Department of Civil, Environmental, and Geodetic Engineering, The Ohio State University, Columbus, OH, 43210, USA.
Department of Civil and Environmental Engineering, Duke University, Durham, NC, 27708, USA.
ISME J. 2019 Nov;13(11):2690-2700. doi: 10.1038/s41396-019-0466-0. Epub 2019 Jun 26.
In the last decade, extensive application of hydraulic fracturing technologies to unconventional low-permeability hydrocarbon-rich formations has significantly increased natural-gas production in the United States and abroad. The injection of surface-sourced fluids to generate fractures in the deep subsurface introduces microbial cells and substrates to low-permeability rock. A subset of injected organic additives has been investigated for their ability to support biological growth in shale microbial community members; however, to date, little is known on how complex xenobiotic organic compounds undergo biotransformations in this deep rock ecosystem. Here, high-resolution chemical, metagenomic, and proteomic analyses reveal that widely-used surfactants are degraded by the shale-associated taxa Halanaerobium, both in situ and under laboratory conditions. These halotolerant bacteria exhibit surfactant substrate specificities, preferring polymeric propoxylated glycols (PPGs) and longer alkyl polyethoxylates (AEOs) over polyethylene glycols (PEGs) and shorter AEOs. Enzymatic transformation occurs through repeated terminal-end polyglycol chain shortening during co-metabolic growth through the methylglyoxal bypass. This work provides the first evidence that shale microorganisms can transform xenobiotic surfactants in fracture fluid formulations, potentially affecting the efficiency of hydrocarbon recovery, and demonstrating an important association between injected substrates and microbial growth in an engineered subsurface ecosystem.

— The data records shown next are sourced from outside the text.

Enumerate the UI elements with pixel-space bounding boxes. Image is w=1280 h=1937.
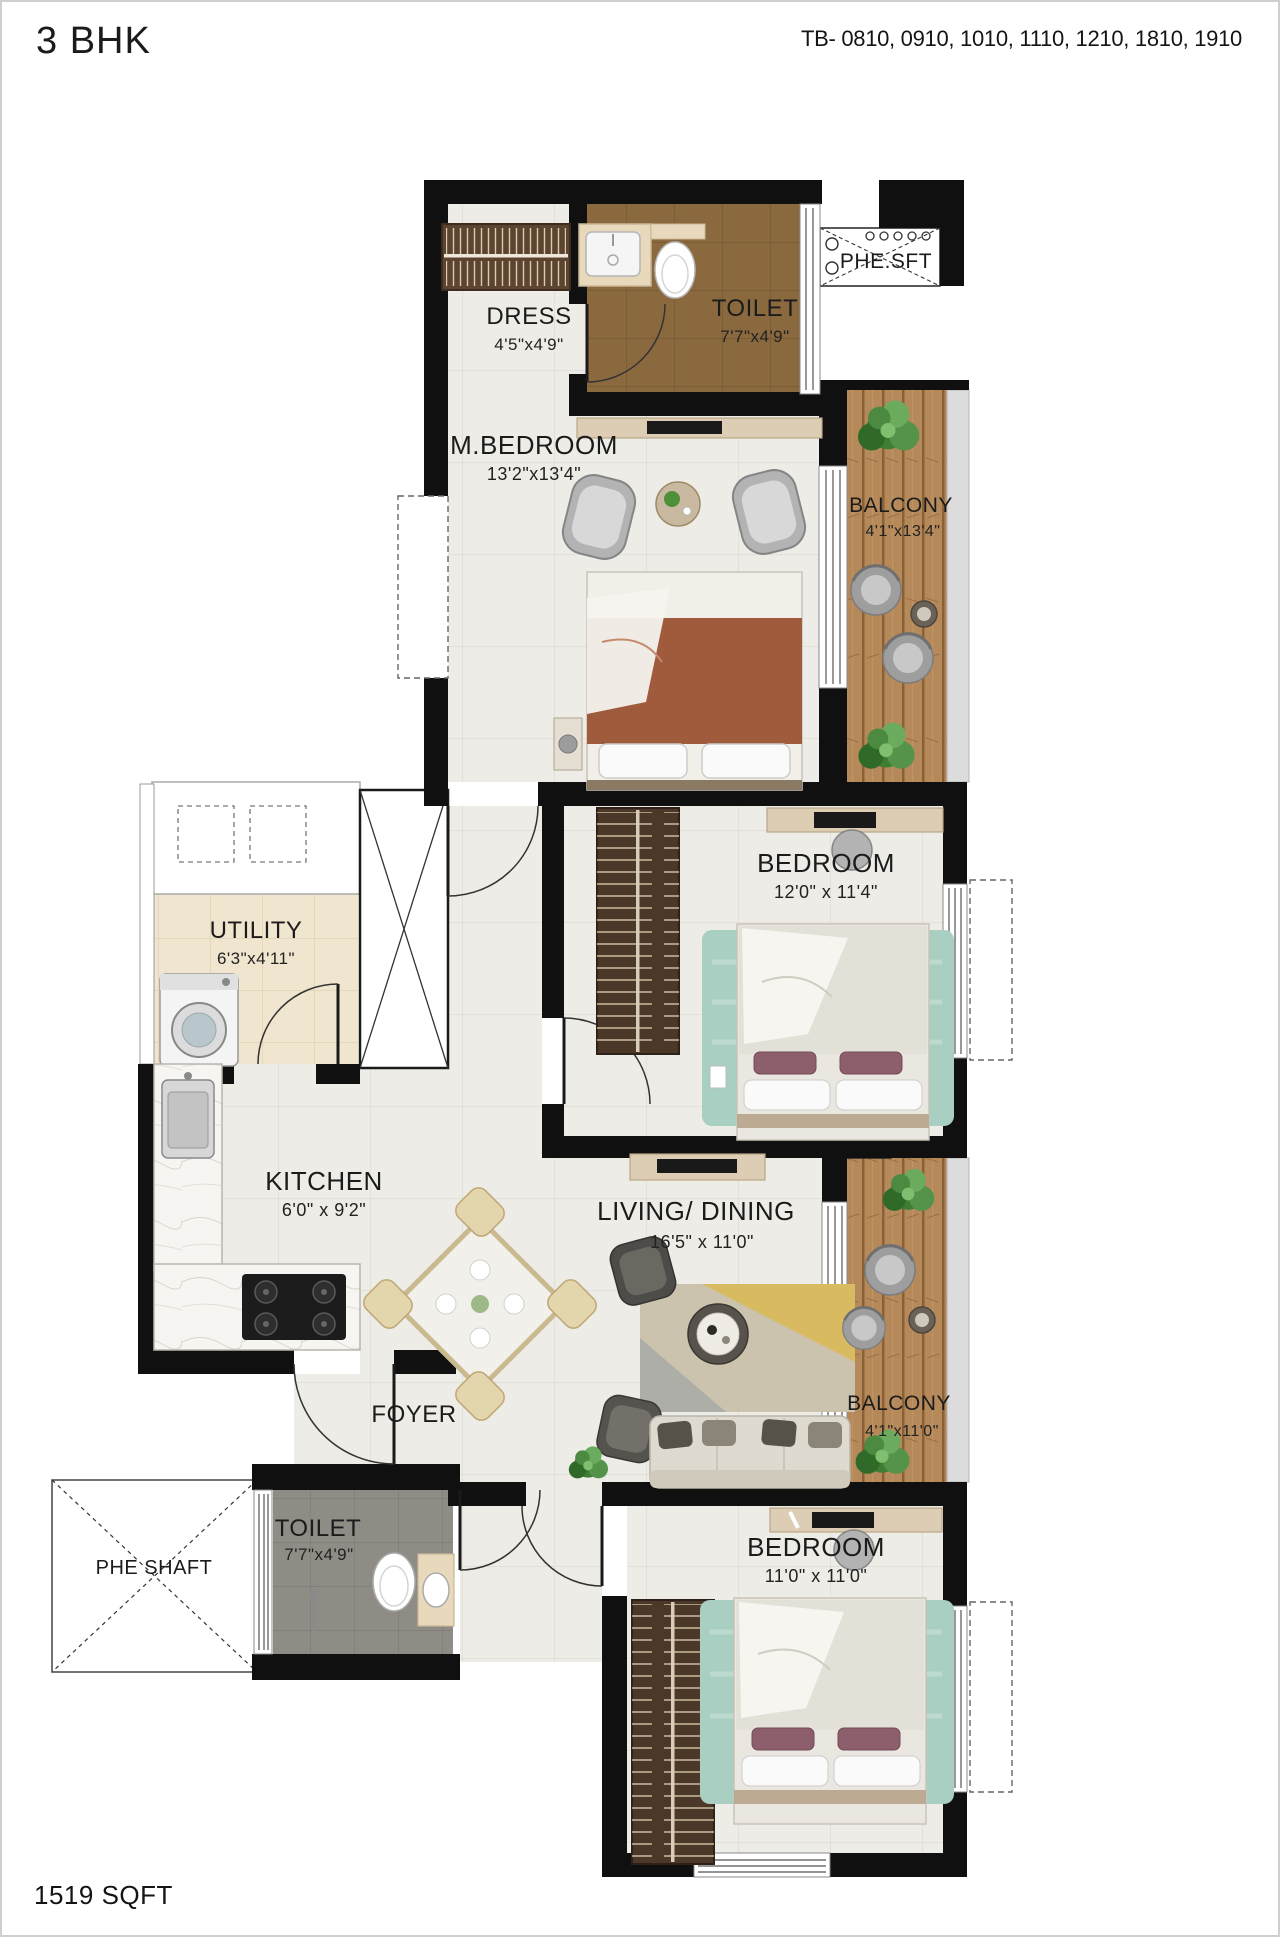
pillow bbox=[744, 1080, 830, 1110]
sofa-pillow bbox=[702, 1420, 736, 1446]
label-m-bedroom: M.BEDROOM bbox=[450, 430, 618, 460]
tv-icon bbox=[657, 1159, 737, 1173]
bed bbox=[737, 924, 929, 1140]
svg-text:6'0" x 9'2": 6'0" x 9'2" bbox=[282, 1200, 366, 1220]
pillow bbox=[836, 1080, 922, 1110]
accent-pillow bbox=[838, 1728, 900, 1750]
svg-text:4'5"x4'9": 4'5"x4'9" bbox=[494, 335, 563, 354]
kitchen-sink bbox=[162, 1072, 214, 1158]
balcony-chair bbox=[865, 1245, 915, 1295]
label-balcony-top: BALCONY bbox=[849, 494, 953, 517]
sofa-pillow bbox=[808, 1422, 842, 1448]
label-phe-shaft: PHE SHAFT bbox=[96, 1557, 213, 1579]
bed bbox=[734, 1598, 926, 1824]
balcony-chair bbox=[883, 633, 933, 683]
floor-plan: DRESS 4'5"x4'9" TOILET 7'7"x4'9" PHE.SFT… bbox=[2, 2, 1280, 1937]
balcony-top-railing bbox=[947, 390, 969, 782]
svg-text:16'5" x 11'0": 16'5" x 11'0" bbox=[650, 1232, 754, 1252]
balcony-mid-railing bbox=[947, 1158, 969, 1482]
label-toilet-top: TOILET bbox=[712, 295, 799, 322]
toilet-bottom-window bbox=[254, 1490, 272, 1654]
stove-icon bbox=[242, 1274, 346, 1340]
svg-text:13'2"x13'4": 13'2"x13'4" bbox=[487, 464, 581, 484]
label-living-dining: LIVING/ DINING bbox=[597, 1196, 795, 1226]
master-bed bbox=[587, 572, 802, 790]
tv-icon bbox=[647, 421, 722, 434]
washing-machine bbox=[160, 974, 238, 1066]
svg-text:7'7"x4'9": 7'7"x4'9" bbox=[720, 327, 789, 346]
svg-text:4'1"x11'0": 4'1"x11'0" bbox=[865, 1423, 939, 1440]
pillow bbox=[702, 744, 790, 778]
label-toilet-bottom: TOILET bbox=[275, 1515, 362, 1542]
label-kitchen: KITCHEN bbox=[265, 1166, 383, 1196]
sofa-pillow bbox=[761, 1419, 797, 1448]
svg-text:4'1"x13'4": 4'1"x13'4" bbox=[866, 523, 941, 540]
corridor-floor bbox=[460, 1506, 602, 1662]
sofa bbox=[650, 1416, 850, 1488]
bedroom-door-opening-floor bbox=[526, 1482, 602, 1506]
label-phe-sft: PHE.SFT bbox=[840, 250, 932, 273]
wc-icon bbox=[655, 242, 695, 298]
balcony-chair bbox=[851, 565, 901, 615]
svg-text:6'3"x4'11": 6'3"x4'11" bbox=[217, 949, 295, 968]
svg-text:7'7"x4'9": 7'7"x4'9" bbox=[284, 1545, 353, 1564]
label-balcony-mid: BALCONY bbox=[847, 1392, 951, 1415]
pillow bbox=[742, 1756, 828, 1786]
bedroom-bottom-bay bbox=[970, 1602, 1012, 1792]
label-dress: DRESS bbox=[486, 303, 571, 330]
balcony-chair bbox=[843, 1307, 886, 1350]
bedroom-mid-bay bbox=[970, 880, 1012, 1060]
living-rug bbox=[640, 1284, 855, 1412]
sofa-pillow bbox=[657, 1420, 694, 1449]
label-utility: UTILITY bbox=[210, 917, 303, 944]
laptop-icon bbox=[812, 1512, 874, 1528]
floor-plan-page: 3 BHK TB- 0810, 0910, 1010, 1110, 1210, … bbox=[0, 0, 1280, 1937]
bedside-deco bbox=[710, 1066, 726, 1088]
accent-pillow bbox=[754, 1052, 816, 1074]
dress-wardrobe bbox=[442, 224, 570, 290]
label-bedroom-bottom: BEDROOM bbox=[747, 1532, 885, 1562]
laptop-icon bbox=[814, 812, 876, 828]
label-bedroom-mid: BEDROOM bbox=[757, 848, 895, 878]
svg-text:12'0" x 11'4": 12'0" x 11'4" bbox=[774, 882, 878, 902]
svg-text:11'0" x 11'0": 11'0" x 11'0" bbox=[765, 1566, 868, 1586]
master-bedroom-bay bbox=[398, 496, 448, 678]
utility-items bbox=[160, 974, 238, 1066]
duct-shaft bbox=[360, 790, 448, 1068]
toilet-top-window bbox=[800, 204, 820, 394]
wc-icon bbox=[373, 1553, 415, 1611]
sink-basin bbox=[423, 1573, 449, 1607]
pillow bbox=[599, 744, 687, 778]
hallway-floor bbox=[448, 806, 542, 1158]
pillow bbox=[834, 1756, 920, 1786]
accent-pillow bbox=[752, 1728, 814, 1750]
wardrobe bbox=[597, 808, 679, 1054]
accent-pillow bbox=[840, 1052, 902, 1074]
label-foyer: FOYER bbox=[371, 1401, 456, 1428]
master-balcony-window bbox=[819, 466, 847, 688]
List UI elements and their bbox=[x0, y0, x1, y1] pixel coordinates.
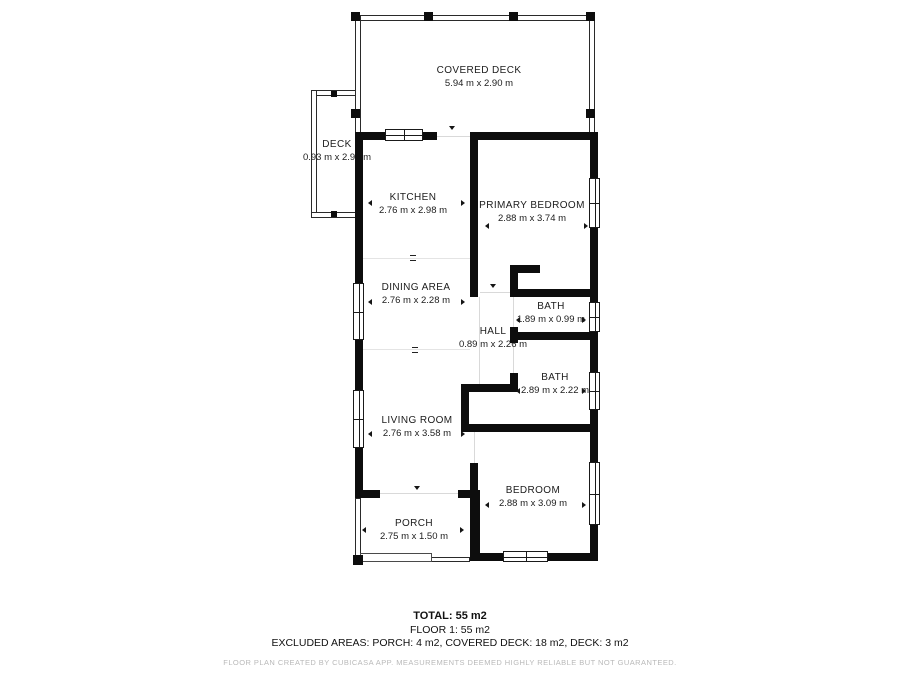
measure-arrow bbox=[368, 299, 372, 305]
porch-post bbox=[353, 555, 363, 565]
deck-post bbox=[424, 12, 433, 21]
deck-post bbox=[509, 12, 518, 21]
deck-post bbox=[351, 109, 360, 118]
area-separator-line bbox=[363, 258, 470, 259]
porch-rail-left bbox=[355, 498, 361, 560]
window bbox=[589, 462, 600, 525]
door-tick bbox=[449, 126, 455, 130]
wall-segment bbox=[461, 424, 598, 432]
room-label-porch: PORCH 2.75 m x 1.50 m bbox=[380, 518, 448, 542]
deck-post bbox=[331, 211, 337, 217]
wall-segment bbox=[548, 553, 598, 561]
wall-segment bbox=[590, 410, 598, 462]
room-label-kitchen: KITCHEN 2.76 m x 2.98 m bbox=[379, 192, 447, 216]
window bbox=[589, 372, 600, 410]
measure-arrow bbox=[516, 388, 520, 394]
wall-segment bbox=[355, 490, 380, 498]
measure-arrow bbox=[582, 502, 586, 508]
room-label-covered-deck: COVERED DECK 5.94 m x 2.90 m bbox=[437, 65, 522, 89]
deck-post bbox=[331, 91, 337, 97]
door-opening-line bbox=[378, 493, 458, 494]
measure-arrow bbox=[368, 431, 372, 437]
summary-excluded: EXCLUDED AREAS: PORCH: 4 m2, COVERED DEC… bbox=[0, 637, 900, 649]
deck-post bbox=[351, 12, 360, 21]
wall-segment bbox=[510, 327, 518, 343]
summary-floor: FLOOR 1: 55 m2 bbox=[0, 624, 900, 636]
deck-post bbox=[586, 12, 595, 21]
door-opening-line bbox=[480, 292, 510, 293]
room-label-bath-1: BATH 1.89 m x 0.99 m bbox=[517, 301, 585, 325]
measure-arrow bbox=[460, 527, 464, 533]
wall-segment bbox=[470, 490, 480, 560]
measure-arrow bbox=[461, 299, 465, 305]
door-tick bbox=[490, 284, 496, 288]
door-opening-line bbox=[513, 297, 514, 327]
door-opening-line bbox=[437, 136, 470, 137]
measure-arrow bbox=[485, 223, 489, 229]
footer-disclaimer: FLOOR PLAN CREATED BY CUBICASA APP. MEAS… bbox=[0, 658, 900, 667]
wall-segment bbox=[590, 228, 598, 302]
wall-segment bbox=[518, 332, 590, 340]
wall-segment bbox=[458, 490, 470, 498]
wall-segment bbox=[510, 265, 518, 297]
deck-post bbox=[586, 109, 595, 118]
porch-step bbox=[360, 553, 432, 562]
measure-arrow bbox=[461, 200, 465, 206]
measure-arrow bbox=[461, 431, 465, 437]
wall-segment bbox=[518, 289, 590, 297]
wall-segment bbox=[590, 332, 598, 372]
measure-arrow bbox=[584, 223, 588, 229]
measure-arrow bbox=[582, 317, 586, 323]
window bbox=[353, 390, 364, 448]
wall-segment bbox=[470, 140, 478, 297]
room-label-dining-area: DINING AREA 2.76 m x 2.28 m bbox=[382, 282, 451, 306]
measure-arrow bbox=[582, 388, 586, 394]
door-opening-line bbox=[474, 432, 475, 463]
room-label-living-room: LIVING ROOM 2.76 m x 3.58 m bbox=[381, 415, 452, 439]
window bbox=[589, 302, 600, 332]
room-label-bath-2: BATH 2.89 m x 2.22 m bbox=[521, 372, 589, 396]
window bbox=[385, 129, 423, 141]
covered-deck-rail-top bbox=[355, 15, 595, 21]
measure-arrow bbox=[368, 200, 372, 206]
wall-segment bbox=[423, 132, 437, 140]
door-tick bbox=[414, 486, 420, 490]
room-label-primary-bedroom: PRIMARY BEDROOM 2.88 m x 3.74 m bbox=[479, 200, 585, 224]
wall-segment bbox=[355, 340, 363, 390]
measure-arrow bbox=[362, 527, 366, 533]
wall-segment bbox=[355, 132, 363, 283]
window bbox=[589, 178, 600, 228]
open-boundary-mark bbox=[410, 255, 416, 261]
room-label-bedroom: BEDROOM 2.88 m x 3.09 m bbox=[499, 485, 567, 509]
measure-arrow bbox=[485, 502, 489, 508]
summary-total: TOTAL: 55 m2 bbox=[0, 610, 900, 622]
wall-segment bbox=[590, 132, 598, 178]
window bbox=[353, 283, 364, 340]
open-boundary-mark bbox=[412, 347, 418, 353]
floor-plan-canvas: COVERED DECK 5.94 m x 2.90 m DECK 0.93 m… bbox=[0, 0, 900, 675]
measure-arrow bbox=[516, 317, 520, 323]
window bbox=[503, 551, 548, 562]
wall-segment bbox=[461, 384, 518, 392]
wall-segment bbox=[470, 132, 598, 140]
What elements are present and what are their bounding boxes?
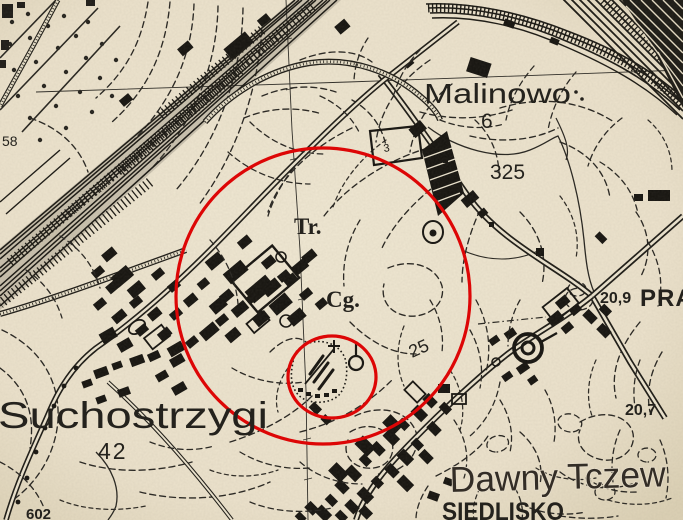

在过去的十年中,水力压裂技术在非常规低渗透富烃地层中的广泛应用极大地增加了美国和国外的天然气产量。为了在深部地下产生裂缝,将地表来源的流体注入到低渗透性岩石中,引入了微生物细胞和基质。已经研究了一部分注入的有机添加剂,以研究它们在页岩微生物群落成员中支持生物生长的能力;然而,迄今为止,对于复杂的外来有机化合物在这种深部岩石生态系统中如何进行生物转化,人们知之甚少。在这里,高分辨率的化学、宏基因组和蛋白质组学分析表明,广泛使用的表面活性剂在原位和实验室条件下都被与页岩相关的 Halanaerobium 属细菌降解。这些耐盐细菌表现出表面活性剂底物特异性,优先选择聚合的丙氧基化二醇(PPG)和长链的聚氧乙烯烷基醚(AEO),而不是聚乙二醇(PEG)和短链的 AEO。在共代谢生长过程中,通过甲基乙二醛旁路进行反复的末端聚乙二醇链缩短,从而发生酶促转化。这项工作首次证明了页岩微生物可以转化压裂液配方中的外来表面活性剂,这可能会影响烃类回收的效率,并展示了注入的基质与工程地下生态系统中微生物生长之间的重要关联。